Moore Industries' process control and distributed I/O network, the NET Concentrator System with a real-time signal gateway between the field or factory floor and the control strategy, got OPC Foundation approval for the system's OPC server, confirming the connectivity and interoperability of the NCS with other OPC vendors.
National Instruments reduced prices of up to 25% for 13 of its data acquisition modules, a development that continues the company's twenty-six-year history of reducing the total cost of measurement and control for engineers and scientists.
Noordgastransport B.V. has selected the Experion Process Knowledge System (PKS) and fieldbus instrumentation for its gas treatment plant in Uithuizen, the Netherlands, to replace its single-loop control and relay-based emergency shutdown system. Honeywell will manage the upgrade project, providing hardware and software engineering services.
RF Micro Devices, Inc., a provider of proprietary radio frequency integrated circuits for wireless communications applications, announced a patent award for its method of integrated power control—based on collector voltage control.
Telvent, Abengoa's information technology subsidiary, has a contract to supply Petrobras Transporte (Transpetro) with backup liquids and gas management control systems to address security and safety concerns.

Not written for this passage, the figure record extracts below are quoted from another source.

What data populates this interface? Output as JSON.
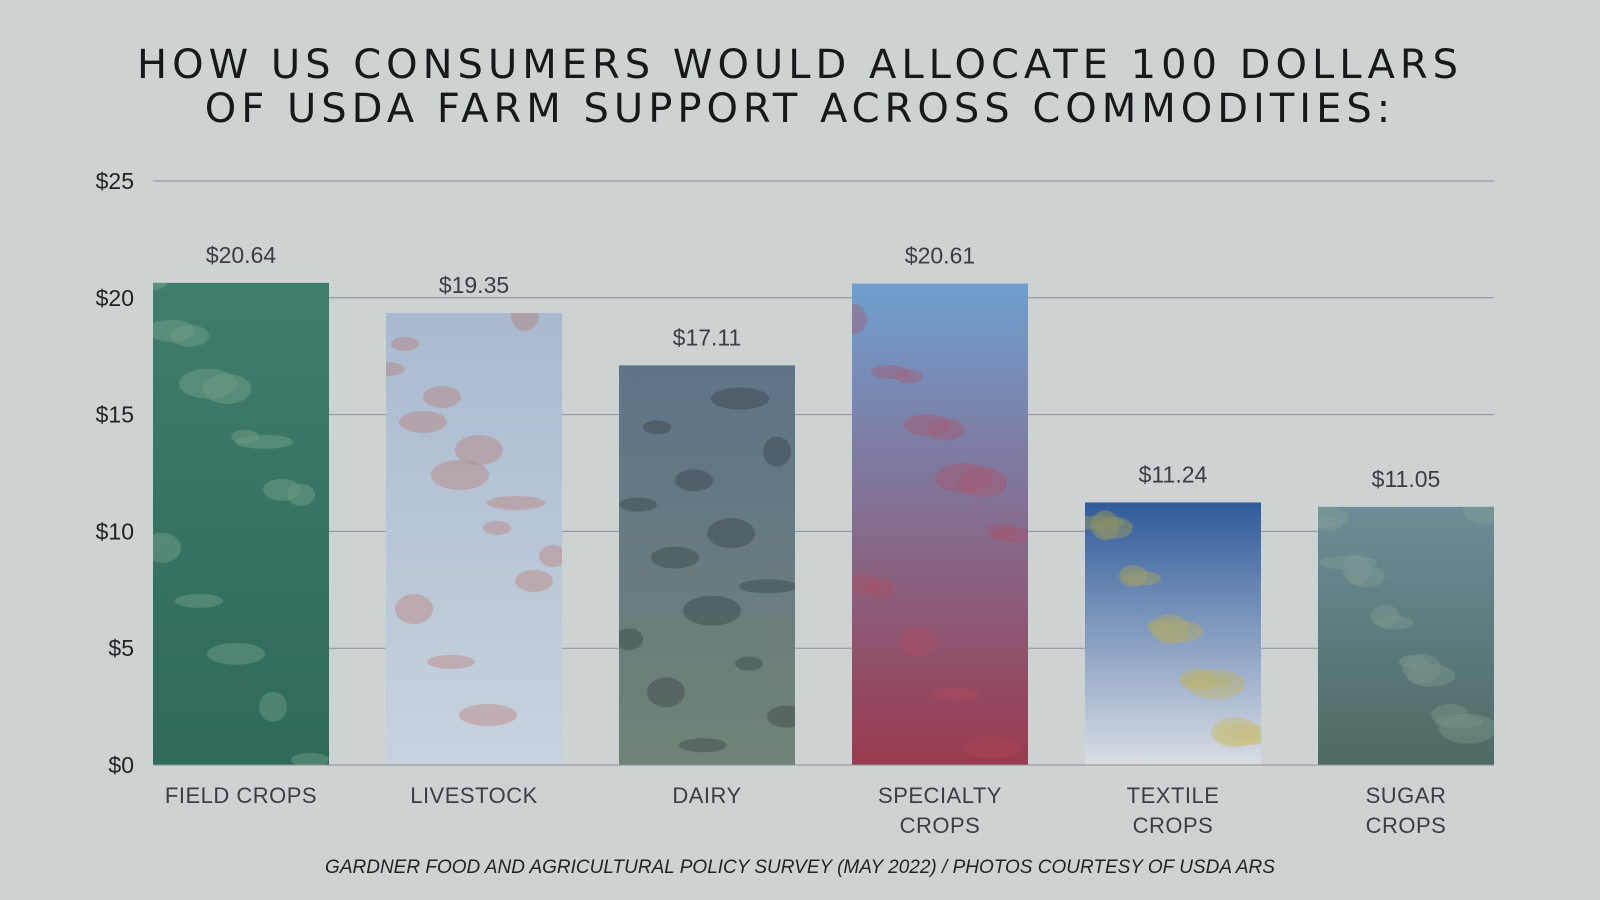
{
  "title_line1": "HOW US CONSUMERS WOULD ALLOCATE 100 DOLLARS",
  "title_line2": "OF USDA FARM SUPPORT ACROSS COMMODITIES:",
  "footer": "GARDNER FOOD AND AGRICULTURAL POLICY SURVEY (MAY 2022) / PHOTOS COURTESY OF USDA ARS",
  "chart_data": {
    "type": "bar",
    "title": "HOW US CONSUMERS WOULD ALLOCATE 100 DOLLARS OF USDA FARM SUPPORT ACROSS COMMODITIES:",
    "categories": [
      [
        "FIELD CROPS"
      ],
      [
        "LIVESTOCK"
      ],
      [
        "DAIRY"
      ],
      [
        "SPECIALTY",
        "CROPS"
      ],
      [
        "TEXTILE",
        "CROPS"
      ],
      [
        "SUGAR",
        "CROPS"
      ]
    ],
    "values": [
      20.64,
      19.35,
      17.11,
      20.61,
      11.24,
      11.05
    ],
    "value_labels": [
      "$20.64",
      "$19.35",
      "$17.11",
      "$20.61",
      "$11.24",
      "$11.05"
    ],
    "ylim": [
      0,
      25
    ],
    "yticks": [
      0,
      5,
      10,
      15,
      20,
      25
    ],
    "ytick_labels": [
      "$0",
      "$5",
      "$10",
      "$15",
      "$20",
      "$25"
    ],
    "grid": true,
    "bar_styles": [
      {
        "image": "rice-plants-photo",
        "top": "#3f7d6d",
        "bottom": "#2f6a5a",
        "accent": "#8fb59a"
      },
      {
        "image": "turkeys-photo",
        "top": "#a9bad0",
        "bottom": "#c9d2de",
        "accent": "#b86a5e"
      },
      {
        "image": "dairy-cows-photo",
        "top": "#5f7488",
        "bottom": "#6f8377",
        "accent": "#2a3036"
      },
      {
        "image": "cranberry-harvest-photo",
        "top": "#6f9fcf",
        "bottom": "#9a3a4e",
        "accent": "#b84a5c"
      },
      {
        "image": "cotton-harvest-photo",
        "top": "#2f5b9a",
        "bottom": "#d9dde4",
        "accent": "#c9b33a"
      },
      {
        "image": "sugarcane-photo",
        "top": "#6e8c97",
        "bottom": "#4d6a63",
        "accent": "#8aa79a"
      }
    ]
  }
}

Telvent will provide engineering and commissioning of the two off-site control centers that will serve as backup to the National Masters in Rio de Janeiro. ?
Arco Data Protection Solutions (DPS), a Hollywood, Fla.–based manufacturer of data protection computer hardware products, appointed Lawrence F. Steffann as its new president and chief executive officer.
Bosch Rexroth AG named Reiner Leipold-Büttner executive vice president for engineering and manufacturing in Lohr, Germany.
Coventor Inc. out of Cary, N.C., appointed chief executive officer and founder, Mike Jamiolkowski, to the governing council of the MEMS Industry Group, an industry association serving the commercial microelectromechanical systems (MEMS) technology marketplace.
FKI Logistex Automation Division hired George Parr as national accounts manager, east coast, for its Custom Engineered Systems (CES) group.
Kai Moellendorf is the new director of manufacturing at TRUMPF Inc., a Connecticut-based fabricator of machinery and industrial lasers with research and development investments of more than $63 million last year and more than 500 North American employees. Stephan Bundschu is the new director of engineering at TRUMPF Inc.
Microfabrica has elected Silicon Valley veteran Dr. David Lam as chairman of the board.
Millennial Net, Inc., a hardware and software developer for self-organizing wireless sensor networks, appointed Mark Pacelle vice president of marketing.